I only bring this subject up here because on another travel site I found that Americans are totally unaware that from August 1st 2014 in Australian signatures will not be accepted by retailers for credit card purchases.

The problem for American tourists after August 1st will not be whether their CC is a chip or swipe but whether or not they have a 4 digit pin number. After August 1st no retailer in Australia will be able to accept a signature. This new law was put in place to try and eliminate credit card fraud not to pick on Americans. Most of Europe also now require pins and some retailers will not accept a signature.

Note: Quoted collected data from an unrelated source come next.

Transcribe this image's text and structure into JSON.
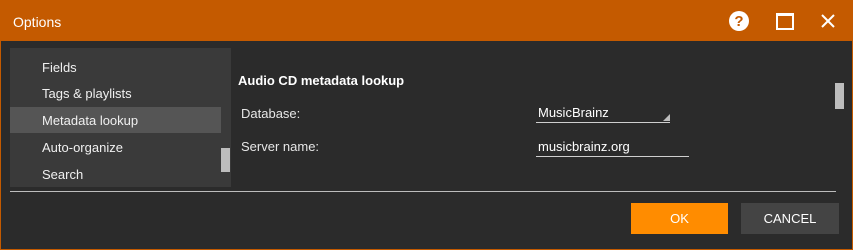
{
  "window": {
    "title": "Options",
    "help_icon": "?",
    "accent_color": "#c45a00"
  },
  "sidebar": {
    "items": [
      {
        "label": "Fields",
        "selected": false
      },
      {
        "label": "Tags & playlists",
        "selected": false
      },
      {
        "label": "Metadata lookup",
        "selected": true
      },
      {
        "label": "Auto-organize",
        "selected": false
      },
      {
        "label": "Search",
        "selected": false
      }
    ]
  },
  "content": {
    "section_title": "Audio CD metadata lookup",
    "database": {
      "label": "Database:",
      "value": "MusicBrainz"
    },
    "server": {
      "label": "Server name:",
      "value": "musicbrainz.org"
    }
  },
  "footer": {
    "ok_label": "OK",
    "cancel_label": "CANCEL",
    "ok_color": "#ff8c00"
  }
}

The world is changing and to enjoy your next overseas holiday you too will have to change the way you use your credit card.

Comments

  • edited June 2014
    Hmmmm… interesting. I phoned Amex just this week to ask about this and they told me that since my card expires in November, that's when I'll be issued with a new one. I didn't even realise the amex card didn't have a chip. Must be one of the last ones in the cycle. Off to ring them again.

    Thanks for the reminder, Rod.

    Cheers,

    Jan

    Update: New card, new pin on the way before overseas travel. Interestingly, today's call was answered in Australia. The earlier call had switched through to Phoenix where they told me to do nothing, just wait for the card to be reissued. Without your tip-off, Rod, I would have been stuck overseas with no Amex card to pay the hotel bills. Charming. A very bad case of miss-information. Moral ….. check your CCs, people!
  • edited June 2014
    In the US, AMEX, upon request, has been providing pin and chip cards to holders of Platinum (and Reserve?) cards for a year or more, they just don't advertise that fact. When I checked with them last year they said they had no plan or had not developed a plan to convert their other tiers of cards to pin & chip. Only a few other card issuers in the US are providing these cards (upon request), lucking one is USAA, my insurance company, so I'm all set.

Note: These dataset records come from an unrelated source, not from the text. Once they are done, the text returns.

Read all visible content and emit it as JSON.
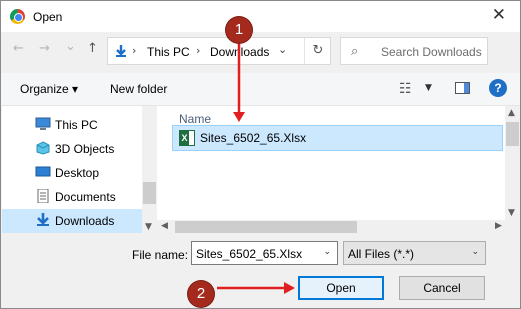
{
  "window": {
    "title": "Open",
    "close_glyph": "✕"
  },
  "nav": {
    "back_glyph": "←",
    "forward_glyph": "→",
    "history_glyph": "⌄",
    "up_glyph": "↑",
    "breadcrumb": [
      "This PC",
      "Downloads"
    ],
    "separator_glyph": "›",
    "dropdown_glyph": "⌄",
    "refresh_glyph": "↻",
    "search_placeholder": "Search Downloads",
    "search_glyph": "⌕"
  },
  "toolbar": {
    "organize_label": "Organize ▾",
    "new_folder_label": "New folder",
    "view_glyph": "☷",
    "view_dropdown_glyph": "▼",
    "help_glyph": "?"
  },
  "sidebar": {
    "items": [
      {
        "label": "This PC",
        "icon": "computer-icon"
      },
      {
        "label": "3D Objects",
        "icon": "cube-icon"
      },
      {
        "label": "Desktop",
        "icon": "desktop-icon"
      },
      {
        "label": "Documents",
        "icon": "document-icon"
      },
      {
        "label": "Downloads",
        "icon": "download-icon",
        "selected": true
      }
    ],
    "scroll_down_glyph": "▼"
  },
  "filelist": {
    "column_name": "Name",
    "files": [
      {
        "name": "Sites_6502_65.Xlsx",
        "icon": "excel-file-icon",
        "selected": true
      }
    ],
    "scroll_up_glyph": "▲",
    "scroll_down_glyph": "▼",
    "scroll_left_glyph": "◀",
    "scroll_right_glyph": "▶"
  },
  "footer": {
    "file_name_label": "File name:",
    "file_name_value": "Sites_6502_65.Xlsx",
    "file_type_value": "All Files (*.*)",
    "dropdown_glyph": "⌄",
    "open_label": "Open",
    "cancel_label": "Cancel"
  },
  "annotations": {
    "step1": "1",
    "step2": "2",
    "color": "#a52a1e",
    "arrow_color": "#e02020"
  },
  "colors": {
    "selection": "#cce8ff",
    "accent": "#0078d7"
  }
}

    From what I read, the big hold up, at least in the US is not the card technology or cost- it won't be cheap to make millions of cards, but it only costs a few cents more to make a chip card- it is the difficulty and cost replacing or upgrading the legacy card reader systems and communications at the POS.

    What is interesting about the EMV smart card technology (pin & chip system), is that it was developed by the major credit card companies- Europay, MasterCard, Visa. One bit of resistance is that when they first transitioned to P&C, the credit card companies shifted responsibility for fraud to users- a fraudulent use was deemed to be the user's fault because the user must have revealed his PIN. The new cards have helped reduce credit card fraud. According to Wiki, fraud has been reduced in France by 80%. Of course, pin & chip will do nothing for online credit card fraud.